Characterization and genomic analysis of a nitrate reducing bacterium from shale oil in the Ordos Basin and the associated biosurfactant production

Abstract

Bacterial metabolism plays an important role on the formation and exploitation of oil shale, and the cost-efficient and environmentally friendly disposal are of great significance for shale oil sustainable development. In the present study, a promising nitrate reducing bacterium was isolated from shale oil in the Ordos Basin with a superior ability to degrade long-chain alkane and produce biosurfactant, which was identified as Stenotrophomonas maltophilia designated strain WGB211 based on morphological and biochemical characteristics as well as 16 S rRNA sequence analysis. The WGB211 degraded a wide range of medium-long length n-alkanes and exhibited highly efficient in 32 C’s n-alkane degradation of over 73% removal rate within 7 days at 31 °C, pH 6.4 and 230 mg/L 32 C’s n-alkane under response surface methodology (RSM) predicted conditions. The biosurfactant product was identified as a mixture of lipopeptides and glycolipids through Fourier transform infrared spectroscopy (FT-IR).
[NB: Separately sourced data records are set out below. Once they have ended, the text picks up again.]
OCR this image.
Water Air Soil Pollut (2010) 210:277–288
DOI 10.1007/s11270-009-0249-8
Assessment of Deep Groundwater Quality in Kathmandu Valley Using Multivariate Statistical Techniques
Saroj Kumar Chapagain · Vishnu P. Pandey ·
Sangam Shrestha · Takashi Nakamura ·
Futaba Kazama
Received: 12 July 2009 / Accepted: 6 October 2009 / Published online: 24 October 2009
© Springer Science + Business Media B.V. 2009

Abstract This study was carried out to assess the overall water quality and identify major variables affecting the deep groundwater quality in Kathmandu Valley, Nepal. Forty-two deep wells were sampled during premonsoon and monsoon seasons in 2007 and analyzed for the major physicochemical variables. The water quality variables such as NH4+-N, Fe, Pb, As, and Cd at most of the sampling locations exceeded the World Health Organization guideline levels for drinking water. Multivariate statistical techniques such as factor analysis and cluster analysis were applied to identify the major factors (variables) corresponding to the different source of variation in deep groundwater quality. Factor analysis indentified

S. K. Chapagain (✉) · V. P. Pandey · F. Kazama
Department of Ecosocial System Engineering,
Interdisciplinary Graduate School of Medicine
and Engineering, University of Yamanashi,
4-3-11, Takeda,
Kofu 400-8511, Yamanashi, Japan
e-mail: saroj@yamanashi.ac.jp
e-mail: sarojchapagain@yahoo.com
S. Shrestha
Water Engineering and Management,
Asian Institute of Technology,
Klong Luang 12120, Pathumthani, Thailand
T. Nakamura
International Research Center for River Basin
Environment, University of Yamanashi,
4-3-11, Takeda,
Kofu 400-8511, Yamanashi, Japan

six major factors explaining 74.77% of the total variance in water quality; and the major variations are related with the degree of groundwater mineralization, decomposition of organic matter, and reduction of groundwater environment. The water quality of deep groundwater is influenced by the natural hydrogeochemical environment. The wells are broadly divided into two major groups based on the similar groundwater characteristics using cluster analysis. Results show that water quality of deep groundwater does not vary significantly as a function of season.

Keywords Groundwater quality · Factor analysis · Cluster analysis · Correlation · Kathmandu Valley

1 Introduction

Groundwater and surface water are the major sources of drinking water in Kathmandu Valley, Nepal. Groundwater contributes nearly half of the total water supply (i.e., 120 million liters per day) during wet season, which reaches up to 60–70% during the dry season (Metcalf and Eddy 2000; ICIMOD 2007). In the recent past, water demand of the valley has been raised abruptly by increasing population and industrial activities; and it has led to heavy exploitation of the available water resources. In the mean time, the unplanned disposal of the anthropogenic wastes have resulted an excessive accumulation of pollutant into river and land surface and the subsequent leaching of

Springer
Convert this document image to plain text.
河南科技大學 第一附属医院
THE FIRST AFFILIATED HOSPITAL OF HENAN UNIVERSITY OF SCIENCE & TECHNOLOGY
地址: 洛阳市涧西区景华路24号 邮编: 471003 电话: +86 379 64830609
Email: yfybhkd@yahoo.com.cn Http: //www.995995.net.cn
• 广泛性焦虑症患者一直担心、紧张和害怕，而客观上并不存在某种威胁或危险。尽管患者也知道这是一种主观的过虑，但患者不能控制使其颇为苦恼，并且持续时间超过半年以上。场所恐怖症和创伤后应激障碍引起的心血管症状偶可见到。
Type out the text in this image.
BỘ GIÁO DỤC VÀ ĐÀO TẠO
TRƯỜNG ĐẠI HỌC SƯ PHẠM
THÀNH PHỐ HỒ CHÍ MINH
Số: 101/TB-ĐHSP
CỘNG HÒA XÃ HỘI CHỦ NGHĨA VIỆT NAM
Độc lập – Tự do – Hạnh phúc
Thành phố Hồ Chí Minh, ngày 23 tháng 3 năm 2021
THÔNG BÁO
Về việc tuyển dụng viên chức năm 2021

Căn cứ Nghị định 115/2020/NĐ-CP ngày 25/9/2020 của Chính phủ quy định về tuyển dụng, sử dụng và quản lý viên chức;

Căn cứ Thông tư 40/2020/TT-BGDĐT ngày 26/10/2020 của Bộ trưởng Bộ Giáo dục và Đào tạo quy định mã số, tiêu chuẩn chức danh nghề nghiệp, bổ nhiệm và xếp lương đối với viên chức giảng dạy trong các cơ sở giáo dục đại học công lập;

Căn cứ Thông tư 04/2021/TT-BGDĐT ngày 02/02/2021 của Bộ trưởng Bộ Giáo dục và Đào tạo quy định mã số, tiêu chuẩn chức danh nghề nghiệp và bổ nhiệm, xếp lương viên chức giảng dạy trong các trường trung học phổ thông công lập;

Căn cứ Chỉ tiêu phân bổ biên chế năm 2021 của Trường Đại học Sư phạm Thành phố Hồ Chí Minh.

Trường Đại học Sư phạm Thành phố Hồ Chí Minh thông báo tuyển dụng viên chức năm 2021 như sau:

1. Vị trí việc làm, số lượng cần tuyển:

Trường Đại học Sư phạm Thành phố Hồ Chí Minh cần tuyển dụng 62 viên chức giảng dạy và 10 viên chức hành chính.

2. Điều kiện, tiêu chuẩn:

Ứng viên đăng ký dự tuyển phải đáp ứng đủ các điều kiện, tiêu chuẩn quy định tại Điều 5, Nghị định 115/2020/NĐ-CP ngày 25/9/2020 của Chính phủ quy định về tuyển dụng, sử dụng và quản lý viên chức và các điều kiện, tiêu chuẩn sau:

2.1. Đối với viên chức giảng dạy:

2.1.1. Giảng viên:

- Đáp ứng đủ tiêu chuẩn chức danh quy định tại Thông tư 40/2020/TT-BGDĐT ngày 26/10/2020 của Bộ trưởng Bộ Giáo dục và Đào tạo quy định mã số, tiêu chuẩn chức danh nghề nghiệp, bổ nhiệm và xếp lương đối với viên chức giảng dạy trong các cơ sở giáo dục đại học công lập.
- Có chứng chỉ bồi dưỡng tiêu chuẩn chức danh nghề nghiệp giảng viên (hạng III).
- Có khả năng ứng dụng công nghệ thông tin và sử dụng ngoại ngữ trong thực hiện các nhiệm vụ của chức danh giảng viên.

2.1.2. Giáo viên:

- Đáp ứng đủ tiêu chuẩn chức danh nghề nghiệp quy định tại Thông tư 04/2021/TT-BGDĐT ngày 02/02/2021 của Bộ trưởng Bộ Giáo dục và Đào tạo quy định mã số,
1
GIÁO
The whole genomic analysis showed that strain WGB211 contained a chromosome of 4913676 bp and 4472 protein-coding genes by Illumina NovaSeq. A great number of genes and enzymes related to alkane degradation, such as flavin-binding protein AlmA1 and AlmA2, and long-chain alkane hydroxylase LadA, were identified based on gene annotation. RT-qPCR analysis showed that a dissimilarity of gene expression could be induced by 32 C's n-alkane. This study suggests that S. maltophilia WGB211 could be a potential species for exploitation of oil shale and its genome analysis is valuable for insight into the molecular basis of bioremediation.